Catholics are now part of the national majority, which is Christian rather than Protestant and pays far less attention to doctrinal differences than it once did. The minority today consists of Americans who don't share the dominant faith: Jews, Muslims, Buddhists, Hindus, agnostics, atheists and so on.

They are the ones insulted by the town council of Greece, N.Y., which for years has invited clergy to give invocations before its monthly meetings. From 1999, when the prayers began, until 2008, not one of them was led by a non-Christian. When someone complained, the council accommodated Jewish, Baha'i and Wiccan representatives, before reverting to a steady diet of Christians.

The Christian pastors' entreaties to the Almighty were sometimes bland but often not. One invoked "the saving sacrifice of Jesus Christ on the cross." Another referred to "the Lord and Savior Jesus Christ."

The message received by residents Linda Stephens and Susan Galloway, the former an atheist and the latter Jewish, was that they were different and inferior. "Some of these pastors tell you to stand up and bow your heads to pray to Jesus, and what if you don't believe that?" Galloway asked the Democrat and Chronicle of Rochester. "And if you refuse to stand up and bow your head, you stand out. It's a coercive situation."
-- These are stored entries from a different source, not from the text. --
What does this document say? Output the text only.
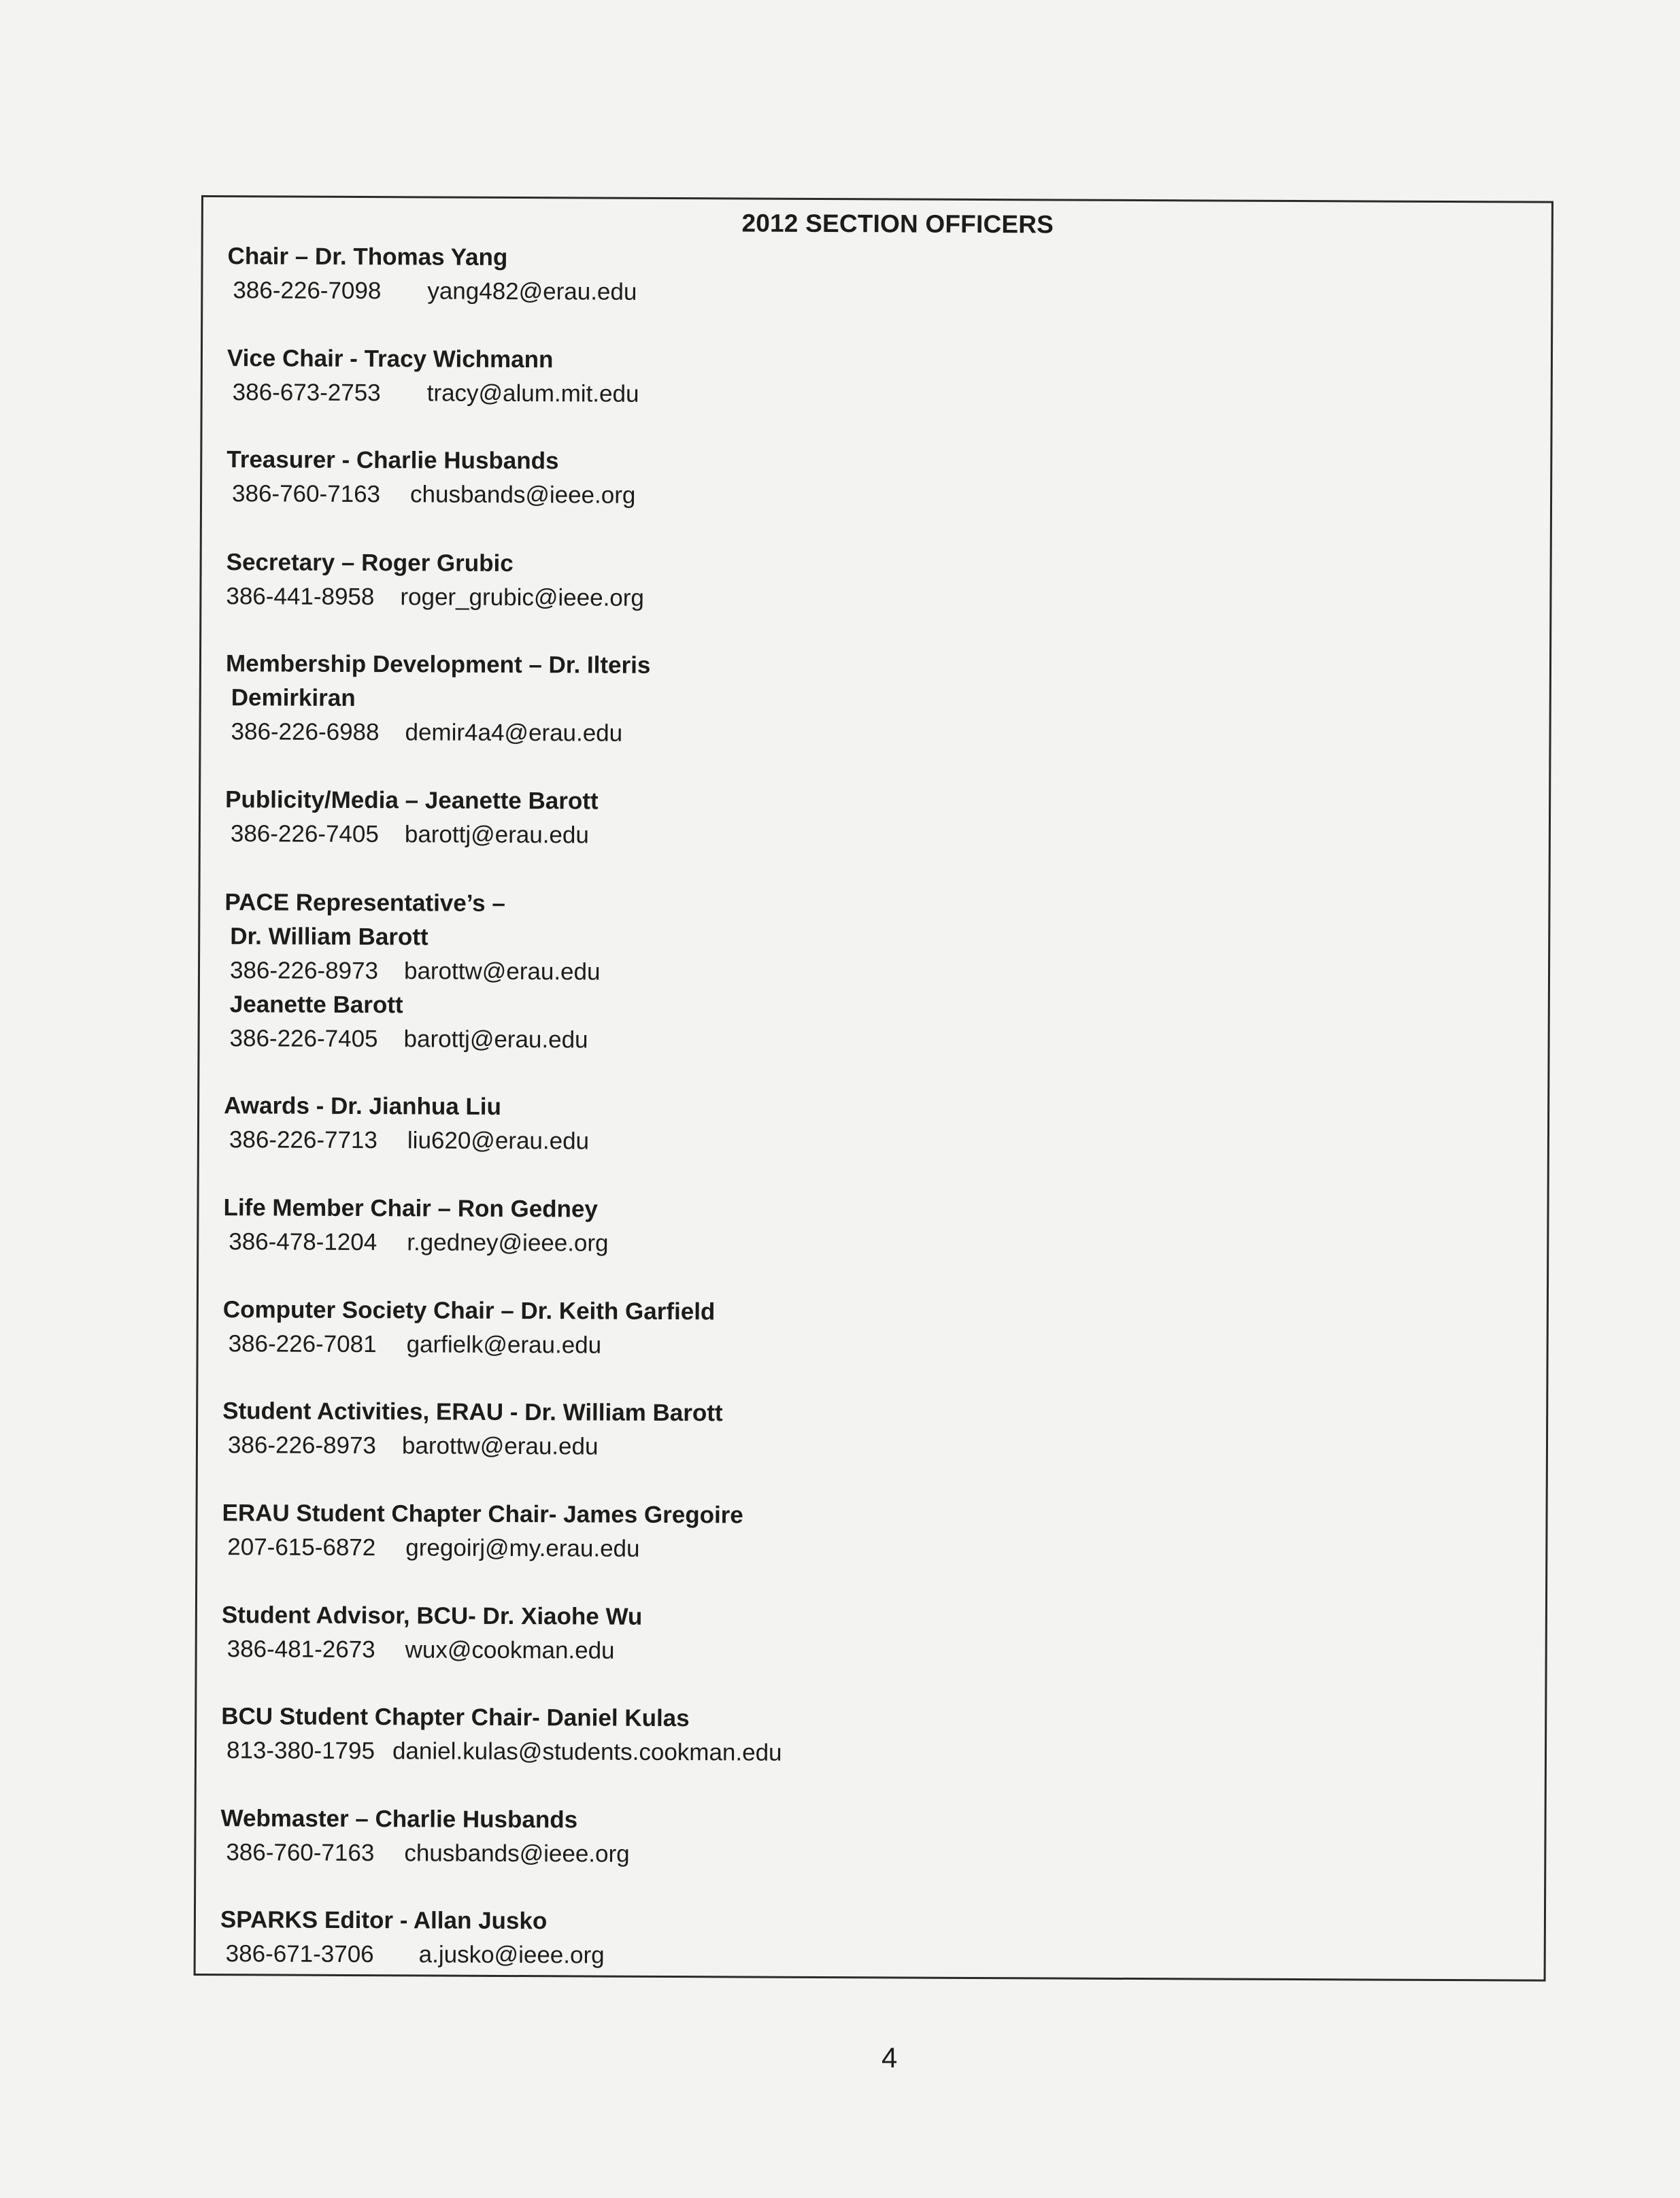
2012 SECTION OFFICERS
Chair – Dr. Thomas Yang
386-226-7098 yang482@erau.edu
Vice Chair - Tracy Wichmann
386-673-2753 tracy@alum.mit.edu
Treasurer - Charlie Husbands
386-760-7163 chusbands@ieee.org
Secretary – Roger Grubic
386-441-8958 roger_grubic@ieee.org
Membership Development – Dr. Ilteris
Demirkiran
386-226-6988 demir4a4@erau.edu
Publicity/Media – Jeanette Barott
386-226-7405 barottj@erau.edu
PACE Representative’s –
Dr. William Barott
386-226-8973 barottw@erau.edu
Jeanette Barott
386-226-7405 barottj@erau.edu
Awards - Dr. Jianhua Liu
386-226-7713 liu620@erau.edu
Life Member Chair – Ron Gedney
386-478-1204 r.gedney@ieee.org
Computer Society Chair – Dr. Keith Garfield
386-226-7081 garfielk@erau.edu
Student Activities, ERAU - Dr. William Barott
386-226-8973 barottw@erau.edu
ERAU Student Chapter Chair- James Gregoire
207-615-6872 gregoirj@my.erau.edu
Student Advisor, BCU- Dr. Xiaohe Wu
386-481-2673 wux@cookman.edu
BCU Student Chapter Chair- Daniel Kulas
813-380-1795 daniel.kulas@students.cookman.edu
Webmaster – Charlie Husbands
386-760-7163 chusbands@ieee.org
SPARKS Editor - Allan Jusko
386-671-3706 a.jusko@ieee.org

4
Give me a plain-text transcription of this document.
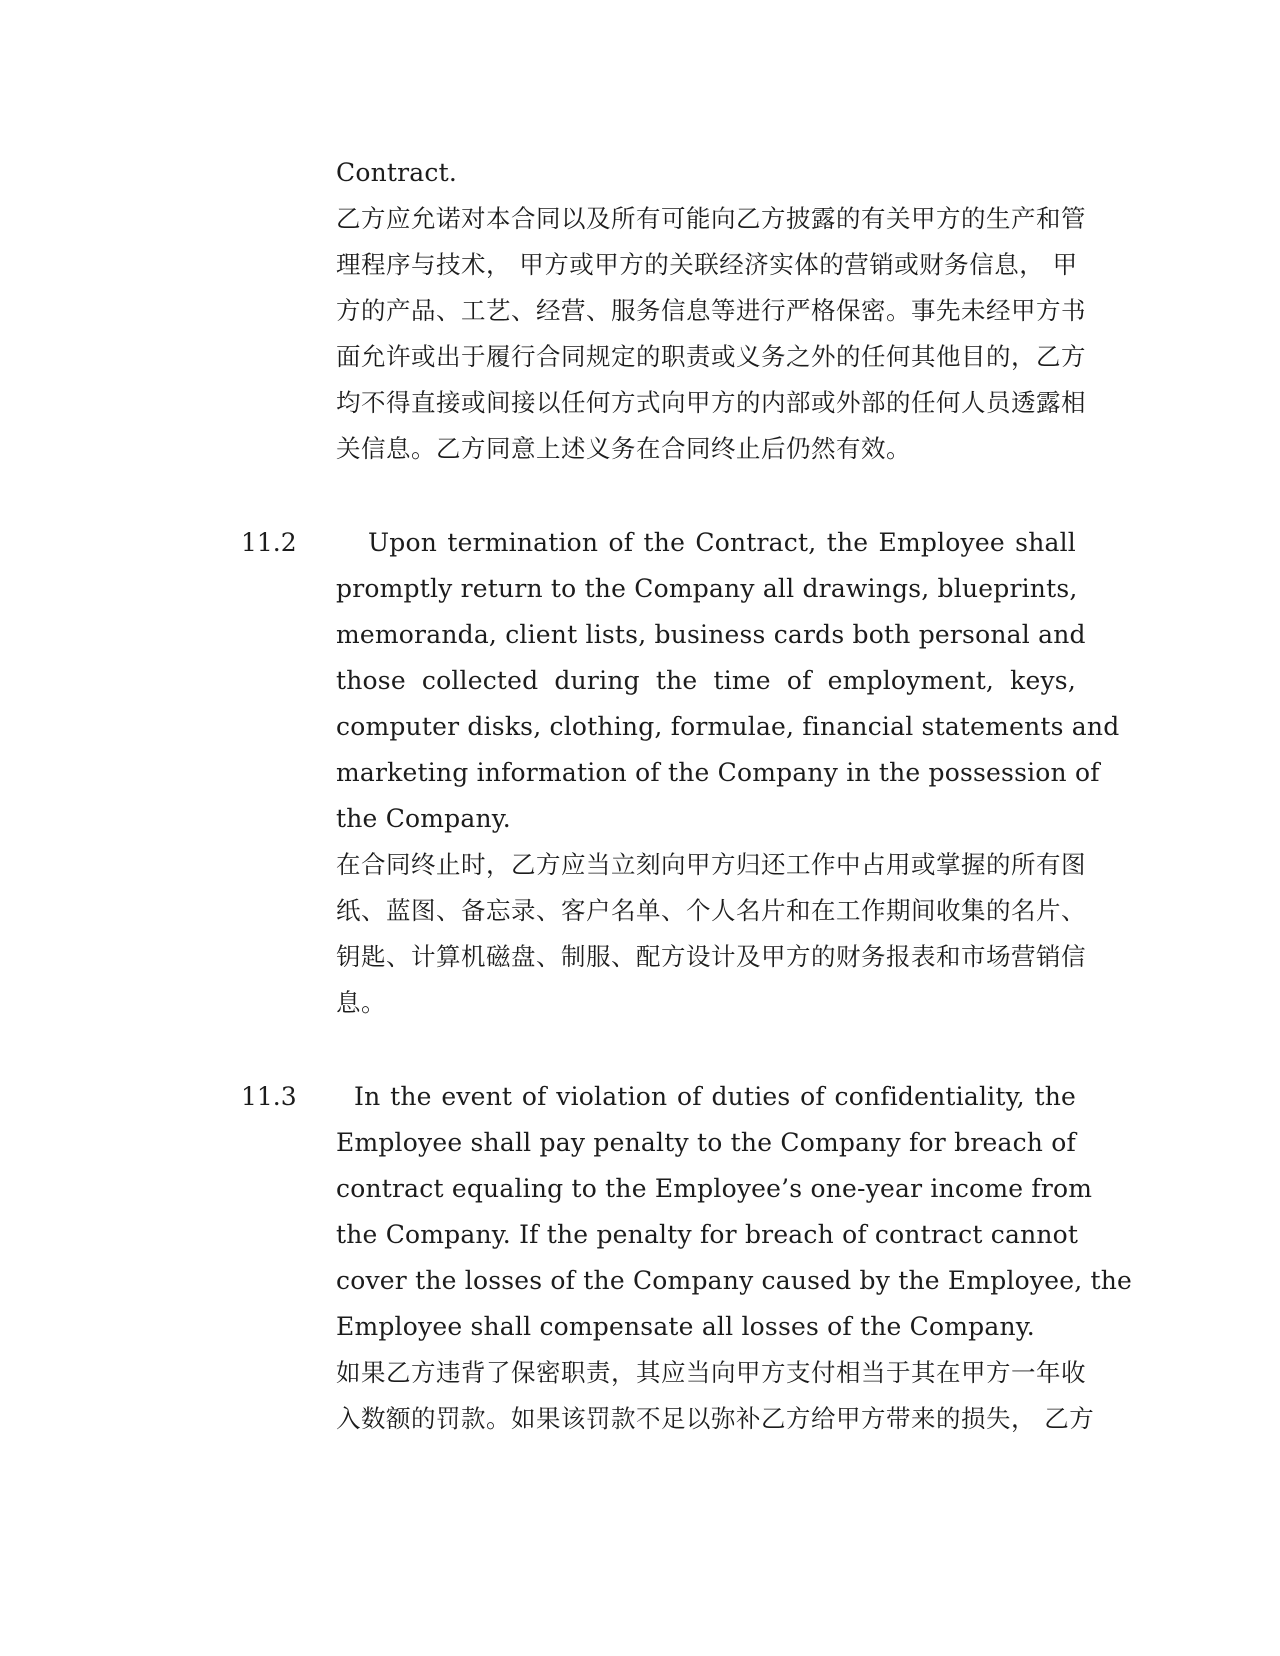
Contract.
乙方应允诺对本合同以及所有可能向乙方披露的有关甲方的生产和管
理程序与技术， 甲方或甲方的关联经济实体的营销或财务信息， 甲
方的产品、工艺、经营、服务信息等进行严格保密。事先未经甲方书
面允许或出于履行合同规定的职责或义务之外的任何其他目的，乙方
均不得直接或间接以任何方式向甲方的内部或外部的任何人员透露相
关信息。乙方同意上述义务在合同终止后仍然有效。
11.2	Upon termination of the Contract, the Employee shall
promptly return to the Company all drawings, blueprints,
memoranda, client lists, business cards both personal and
those collected during the time of employment, keys,
computer disks, clothing, formulae, financial statements and
marketing information of the Company in the possession of
the Company.
在合同终止时，乙方应当立刻向甲方归还工作中占用或掌握的所有图
纸、蓝图、备忘录、客户名单、个人名片和在工作期间收集的名片、
钥匙、计算机磁盘、制服、配方设计及甲方的财务报表和市场营销信
息。
11.3 In the event of violation of duties of confidentiality, the
Employee shall pay penalty to the Company for breach of
contract equaling to the Employee’s one-year income from
the Company. If the penalty for breach of contract cannot
cover the losses of the Company caused by the Employee, the
Employee shall compensate all losses of the Company.
如果乙方违背了保密职责，其应当向甲方支付相当于其在甲方一年收
入数额的罚款。如果该罚款不足以弥补乙方给甲方带来的损失， 乙方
In a decision Monday, though, the Supreme Court disagreed, arguing that the council prayers are akin to the invocations offered in legislatures and Congress, which it has approved. But Justice Elena Kagan noted that the two are not the same. The council meetings involve citizen participation, which sessions of legislatures and Congress don't, and the prayers in Greece are directed at the audience, not the lawmakers.

Citizens normally don't have to sit through a prayer to testify in a congressional hearing. But residents of Greece must do that to make requests at a town council meeting. As Kagan wrote, someone in this position "must think—it is hardly paranoia, but only the truth—that Christian worship has become entwined with local governance."

Publicly disassociating yourself from Christianity may offend the elected officials who exercise power over you. If you want something from the council but are put off by the appeal to Jesus, you have to ask yourself the "Dirty Harry" question: Do you feel lucky?

The court sees no constitutional violation mainly because the practice evokes no discomfort in the majority. If it did, it wouldn't be tolerated. The four dissenters include, along with Sonia Sotomayor, all three Jewish justices—who don't have to imagine what it's like to be part of a tiny and not universally beloved minority.

The council claims it is open to different religious voices. But what if it were flooded with invocation requests from Muslims, pagans and Satanists? If the council members and other attendees had to regularly endure prayers they found obnoxious, rest assured, the invocation ritual would be eliminated.

In Greece and in the Supreme Court, a variant of the Golden Rule is in effect: Do unto others what you wouldn't let them do unto you.